The CVE-2024-30127 vulnerability allows sensitive data to be cached due to missing "no cache" headers in HCL Leap, which means that confidential information can be stored and potentially accessed by unauthorized parties.
This vulnerability is a problem because it can lead to unauthorized access to sensitive data, compromising the confidentiality and security of the information.
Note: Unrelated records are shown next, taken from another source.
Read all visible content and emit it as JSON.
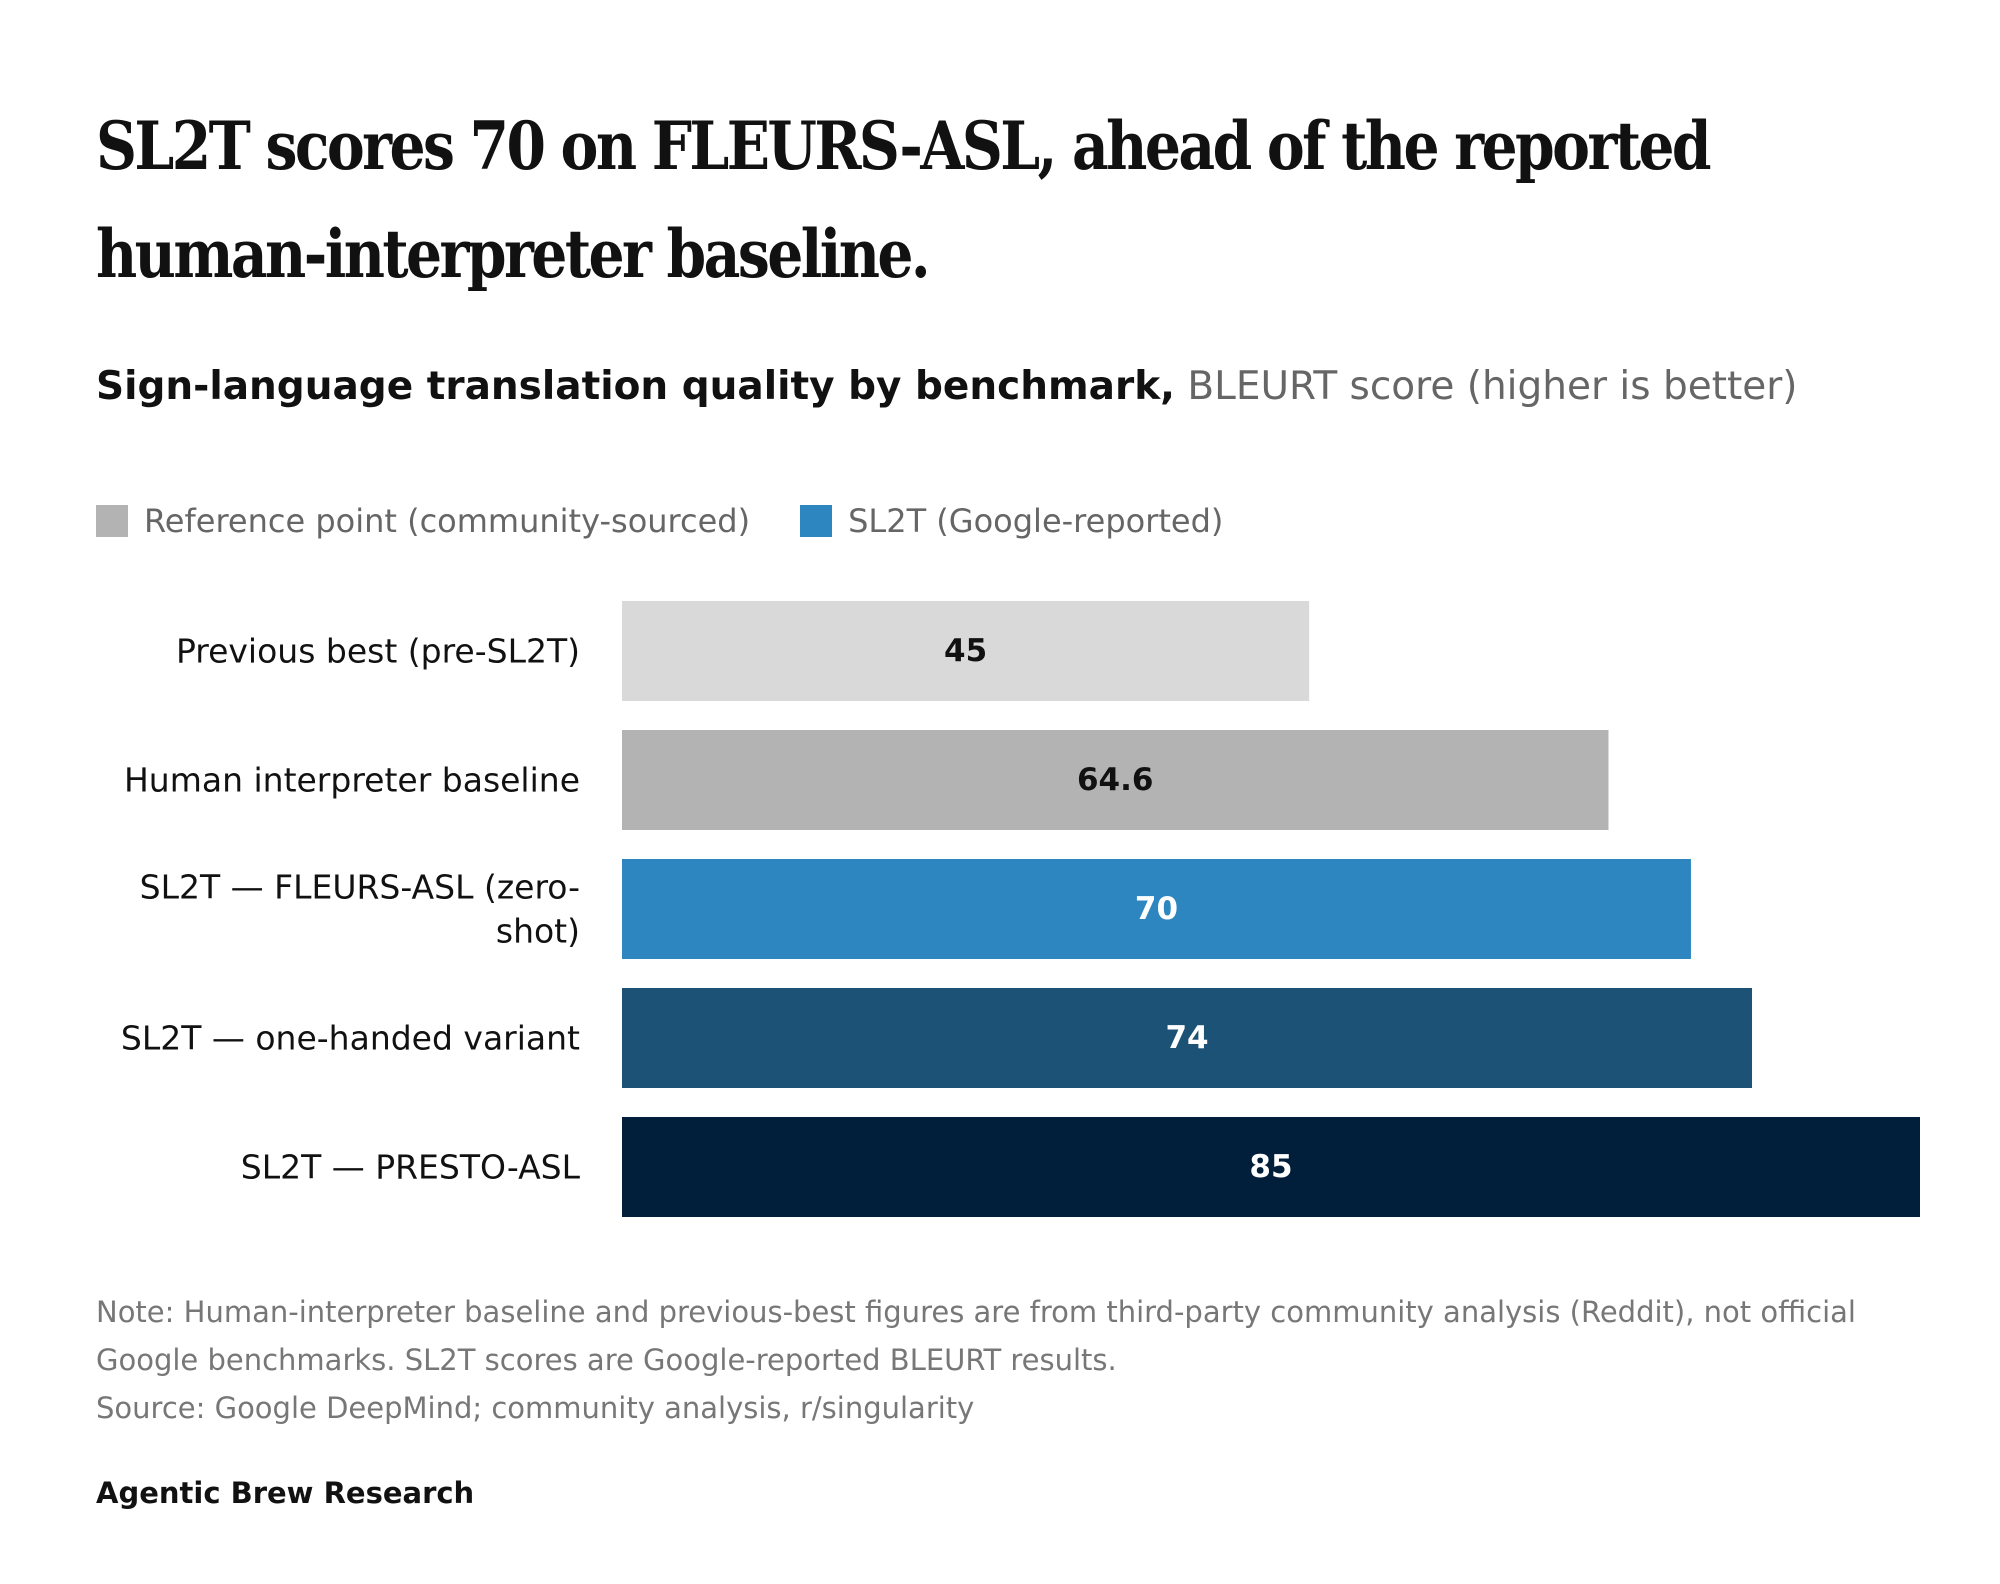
{
  "headline": "SL2T scores 70 on FLEURS-ASL, ahead of the reported human-interpreter baseline.",
  "subtitle": {
    "strong": "Sign-language translation quality by benchmark,",
    "light": "BLEURT score (higher is better)"
  },
  "legend": [
    {
      "label": "Reference point (community-sourced)",
      "color": "#b3b3b3"
    },
    {
      "label": "SL2T (Google-reported)",
      "color": "#2e86c1"
    }
  ],
  "chart_data": {
    "type": "bar",
    "orientation": "horizontal",
    "categories": [
      "Previous best (pre-SL2T)",
      "Human interpreter baseline",
      "SL2T — FLEURS-ASL (zero-shot)",
      "SL2T — one-handed variant",
      "SL2T — PRESTO-ASL"
    ],
    "category_label_lines": [
      [
        "Previous best (pre-SL2T)"
      ],
      [
        "Human interpreter baseline"
      ],
      [
        "SL2T — FLEURS-ASL (zero-",
        "shot)"
      ],
      [
        "SL2T — one-handed variant"
      ],
      [
        "SL2T — PRESTO-ASL"
      ]
    ],
    "values": [
      45,
      64.6,
      70,
      74,
      85
    ],
    "value_labels": [
      "45",
      "64.6",
      "70",
      "74",
      "85"
    ],
    "groups": [
      "Reference point (community-sourced)",
      "Reference point (community-sourced)",
      "SL2T (Google-reported)",
      "SL2T (Google-reported)",
      "SL2T (Google-reported)"
    ],
    "bar_colors": [
      "#d9d9d9",
      "#b3b3b3",
      "#2e86c1",
      "#1c5276",
      "#011f3b"
    ],
    "label_colors": [
      "#111111",
      "#111111",
      "#ffffff",
      "#ffffff",
      "#ffffff"
    ],
    "xlim": [
      0,
      85
    ],
    "grid": false,
    "legend_position": "top-left"
  },
  "note": "Note: Human-interpreter baseline and previous-best figures are from third-party community analysis (Reddit), not official Google benchmarks. SL2T scores are Google-reported BLEURT results.",
  "source": "Source: Google DeepMind; community analysis, r/singularity",
  "footer": "Agentic Brew Research"
}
If an attacker gains access to the cached data, they may be able to exploit it for malicious purposes.
The CVE-2023-37516 vulnerability allows user directory information in HCL Leap to be cached due to missing "no cache" headers, potentially exposing sensitive data.
This vulnerability is a problem because it enables the caching of sensitive user directory information, which could be accessed by unauthorized parties, compromising user privacy and potentially leading to further security breaches.
The CVE-2022-44760 vulnerability allows the execution of unsafe JavaScript in deployed applications due to an unsafe default file type filter policy in HCL Leap.
This vulnerability is a problem because it enables attackers to execute malicious JavaScript code, potentially leading to unauthorized access, data breaches, or other security threats, compromising the security and integrity of the deployed applications.
This vulnerability allows an attacker to inject malicious scripts into deployed applications through improperly sanitized SVG files in HCL Leap.
This vulnerability is a problem because it enables client-side script injection, which can lead to unauthorized access, data theft, and other malicious activities, potentially compromising the security and integrity of the affected applications.
The iSTAR Configuration Utility (ICU) tool has a buffer overflow issue under certain circumstances, which means that more data is written to a buffer than it is designed to hold, potentially causing the program to crash or allowing malicious code to be executed.
This vulnerability is a problem because it could allow an attacker to gain unauthorized access to the system, execute malicious code, or cause the system to become unstable, potentially leading to data loss or disruption of service.
The CVE-2025-43859 vulnerability affects the h11 Python library, which implements HTTP/1.1, allowing for request smuggling due to lenient parsing of line terminators in chunked-coding message bodies.
This vulnerability is a problem because it can be exploited to smuggle malicious requests, potentially leading to unauthorized access, data breaches, or other security issues, especially when combined with a buggy proxy server.
The CVE-2025-43858 vulnerability allows malicious commands to be injected when using the YoutubeDLSharp wrapper to download videos on Windows, specifically when the `UseWindowsEncodingWorkaround` value is set to true, which is the default behavior for built-in methods.
This vulnerability is a problem because it enables attackers to execute arbitrary commands on a user's system, potentially leading to unauthorized access, data theft, or other malicious activities, especially since the default setting makes it difficult for users to disable the vulnerable behavior.
The SAP NetWeaver Visual Composer Metadata Uploader vulnerability allows an unauthenticated user to upload malicious executable files to the system without proper authorization.
This vulnerability is a problem because it enables attackers to upload harmful files that can severely damage the host system, compromising its confidentiality, integrity, and availability.